Wednesday, July 1, 2009

Learning to Be Single Again

Ha! Fooled you. There's no such juicy drama. Dan and I are still going strong. But since he started renting a room in Detroit a little over a month ago, I have often been going it alone. Even though I know it's best for us in the long run (he gets his research and dissertation done sooner and then we get to bust out of these sinking peninsulas!), it's really tough for me in the present. At times, I've been miserable. I ask myself, how did I spend so many cumulative years as a single person? And after great reflection and remembrance, I've found the answer - booze and cigarettes. Well, I'm not eager to resurrect those habits, so I'm looking for other ways to cope.

This activity helps. I don't know if anyone reads this blog (other than the person who said that I "dress up" pedophilia), but it feels good to put my writing out there. My only other writerly outlets are work related, and consist of occasional propaganda newsletter articles for so-called "foodies" and my corny, pun-filled meeting minutes (for which I receive an absurd amount of praise). You know, Ben Franklin considered punning a vice, and in his autobiography, admonished himself for wasting time in such a meaningless pursuit. Then again, he worked way harder than I ever have, which is why I will probably never win fame or riches for my writing. But I don't need those motivations. For me, it's compulsive. If I don't write, and I don't give others the opportunity to read what I write, I don't feel so good as when I do.

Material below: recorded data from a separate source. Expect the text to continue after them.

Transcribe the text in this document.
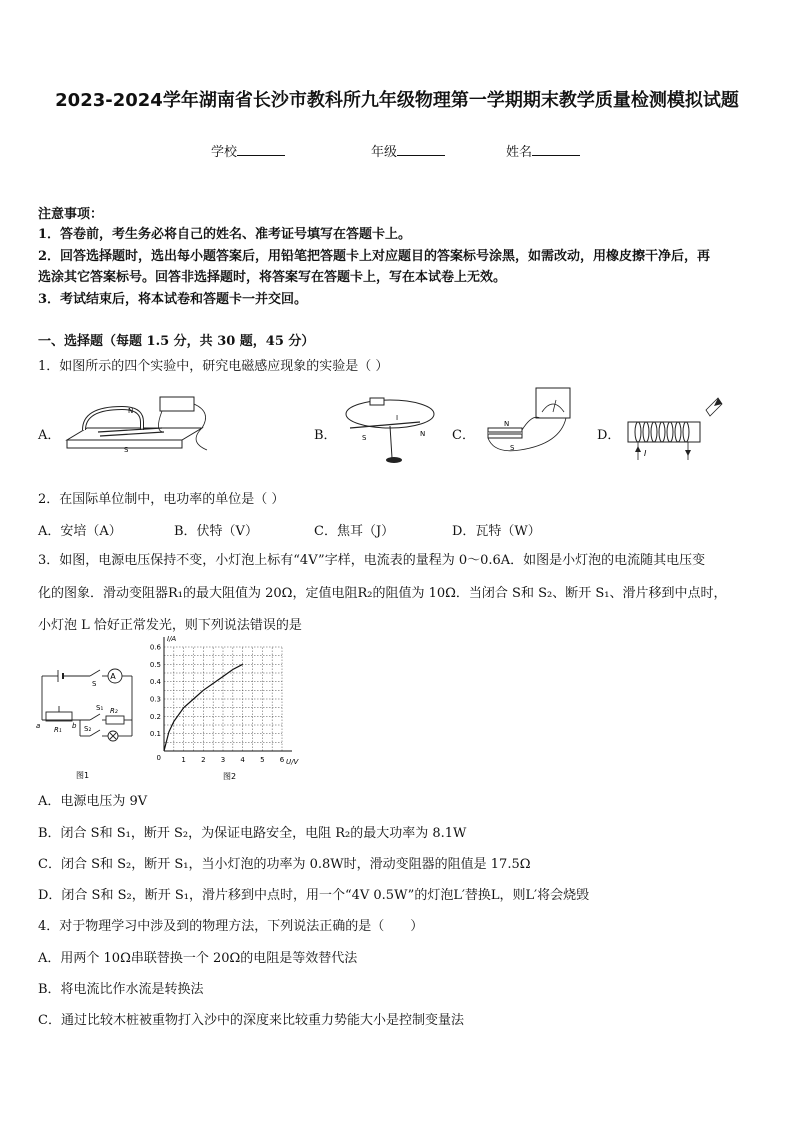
2023-2024学年湖南省长沙市教科所九年级物理第一学期期末教学质量检测模拟试题
学校	年级	姓名
注意事项：
1．答卷前，考生务必将自己的姓名、准考证号填写在答题卡上。
2．回答选择题时，选出每小题答案后，用铅笔把答题卡上对应题目的答案标号涂黑，如需改动，用橡皮擦干净后，再
选涂其它答案标号。回答非选择题时，将答案写在答题卡上，写在本试卷上无效。
3．考试结束后，将本试卷和答题卡一并交回。
一、选择题（每题 1.5 分，共 30 题，45 分）
1．如图所示的四个实验中，研究电磁感应现象的实验是（ ）
A．	B．	C．	D．
N
S
S	N
I
S
N
I
2．在国际单位制中，电功率的单位是（ ）
A．安培（A）	B．伏特（V）	C．焦耳（J）	D．瓦特（W）
3．如图，电源电压保持不变，小灯泡上标有“4V”字样，电流表的量程为 0～0.6A．如图是小灯泡的电流随其电压变
化的图象．滑动变阻器R₁的最大阻值为 20Ω，定值电阻R₂的阻值为 10Ω．当闭合 S和 S₂、断开 S₁、滑片移到中点时，
小灯泡 L 恰好正常发光，则下列说法错误的是
A
S
S₁ R₂
S₂
R₁
a	b
图1
1 2 3 4 5 6
0.1
0.2
0.3
0.4
0.5
0.6
0	U/V
I/A
图2
A．电源电压为 9V
B．闭合 S和 S₁，断开 S₂，为保证电路安全，电阻 R₂的最大功率为 8.1W
C．闭合 S和 S₂，断开 S₁，当小灯泡的功率为 0.8W时，滑动变阻器的阻值是 17.5Ω
D．闭合 S和 S₂，断开 S₁，滑片移到中点时，用一个“4V 0.5W”的灯泡L′替换L，则L′将会烧毁
4．对于物理学习中涉及到的物理方法，下列说法正确的是（　　）
A．用两个 10Ω串联替换一个 20Ω的电阻是等效替代法
B．将电流比作水流是转换法
C．通过比较木桩被重物打入沙中的深度来比较重力势能大小是控制变量法
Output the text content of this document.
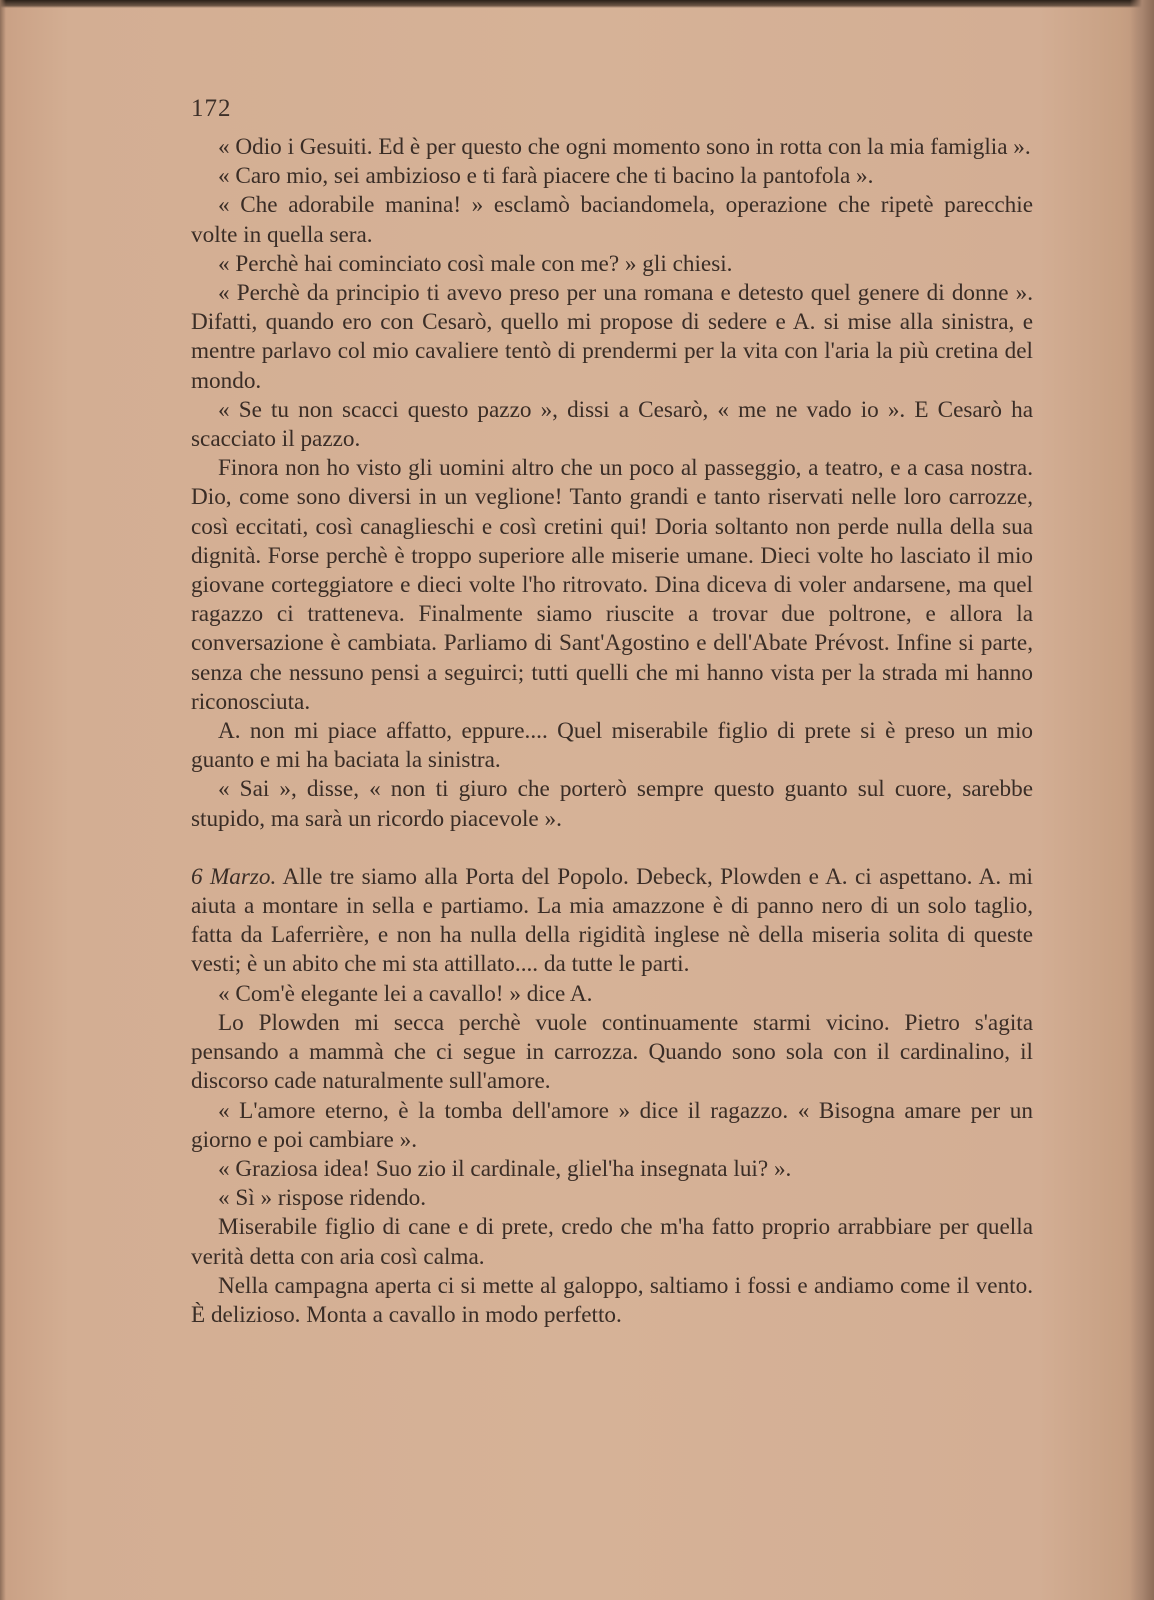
172

« Odio i Gesuiti. Ed è per questo che ogni momento sono in rotta con la mia famiglia ».

« Caro mio, sei ambizioso e ti farà piacere che ti bacino la pantofola ».

« Che adorabile manina! » esclamò baciandomela, operazione che ripetè parecchie volte in quella sera.

« Perchè hai cominciato così male con me? » gli chiesi.

« Perchè da principio ti avevo preso per una romana e detesto quel genere di donne ». Difatti, quando ero con Cesarò, quello mi propose di sedere e A. si mise alla sinistra, e mentre parlavo col mio cavaliere tentò di prendermi per la vita con l'aria la più cretina del mondo.

« Se tu non scacci questo pazzo », dissi a Cesarò, « me ne vado io ». E Cesarò ha scacciato il pazzo.

Finora non ho visto gli uomini altro che un poco al passeggio, a teatro, e a casa nostra. Dio, come sono diversi in un veglione! Tanto grandi e tanto riservati nelle loro carrozze, così eccitati, così canaglieschi e così cretini qui! Doria soltanto non perde nulla della sua dignità. Forse perchè è troppo superiore alle miserie umane. Dieci volte ho lasciato il mio giovane corteggiatore e dieci volte l'ho ritrovato. Dina diceva di voler andarsene, ma quel ragazzo ci tratteneva. Finalmente siamo riuscite a trovar due poltrone, e allora la conversazione è cambiata. Parliamo di Sant'Agostino e dell'Abate Prévost. Infine si parte, senza che nessuno pensi a seguirci; tutti quelli che mi hanno vista per la strada mi hanno riconosciuta.

A. non mi piace affatto, eppure.... Quel miserabile figlio di prete si è preso un mio guanto e mi ha baciata la sinistra.

« Sai », disse, « non ti giuro che porterò sempre questo guanto sul cuore, sarebbe stupido, ma sarà un ricordo piacevole ».

6 Marzo. Alle tre siamo alla Porta del Popolo. Debeck, Plowden e A. ci aspettano. A. mi aiuta a montare in sella e partiamo. La mia amazzone è di panno nero di un solo taglio, fatta da Laferrière, e non ha nulla della rigidità inglese nè della miseria solita di queste vesti; è un abito che mi sta attillato.... da tutte le parti.

« Com'è elegante lei a cavallo! » dice A.

Lo Plowden mi secca perchè vuole continuamente starmi vicino. Pietro s'agita pensando a mammà che ci segue in carrozza. Quando sono sola con il cardinalino, il discorso cade naturalmente sull'amore.

« L'amore eterno, è la tomba dell'amore » dice il ragazzo. « Bisogna amare per un giorno e poi cambiare ».

« Graziosa idea! Suo zio il cardinale, gliel'ha insegnata lui? ».

« Sì » rispose ridendo.

Miserabile figlio di cane e di prete, credo che m'ha fatto proprio arrabbiare per quella verità detta con aria così calma.

Nella campagna aperta ci si mette al galoppo, saltiamo i fossi e andiamo come il vento. È delizioso. Monta a cavallo in modo perfetto.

When I'm not writing, I'm usually reading magazines. Dan got me a Harpers subscription for my birthday and I treated myself to a year of the New Yorker. Between those, I keep abreast of current events and get my regular reminder that the world is a sad and fucked up place for most humans. Seriously, I think that reading that sort of journalism is good for me. It pulls me away from my lonely woe, helps me appreciate that I really hit the jackpot when I was born a white American, and fertilizes my compassion. What could be wrong with that?

I'm learning to drive! I have my second lesson tomorrow. The woman from the driving school is really nice, and has a soothing way of talking a lot about nothing. I know she does this because she can see that I'm nervous. But I think I did pretty well my first time out. I drove myself all the way home from work! Now that's pretty powerful, cutting that one-hour commute down to a 15 minute jaunt.

Other than that, I guess I spend the rest of my solo time preparing meals, tending to the garden, hanging out with Matt and Bizzy, and practicing songs for karaoke. It's not such a bad life, but last week was really hard. It was terribly hot. I was still sick from the previous weekend, premenstrual, and alone. I indulged in some awfully self-pitying activity that included Better Made potato chips, French onion dip, PBR and some "Star Trek" DVDs. That isn't my best self.

Well, I have about 3 more weeks of this single life (with weekend husband visitations). I'm going to try to make the most of it. The temperature is lower, I have my health back, and my period behind me. I have plenty to read and hopefully even more to write.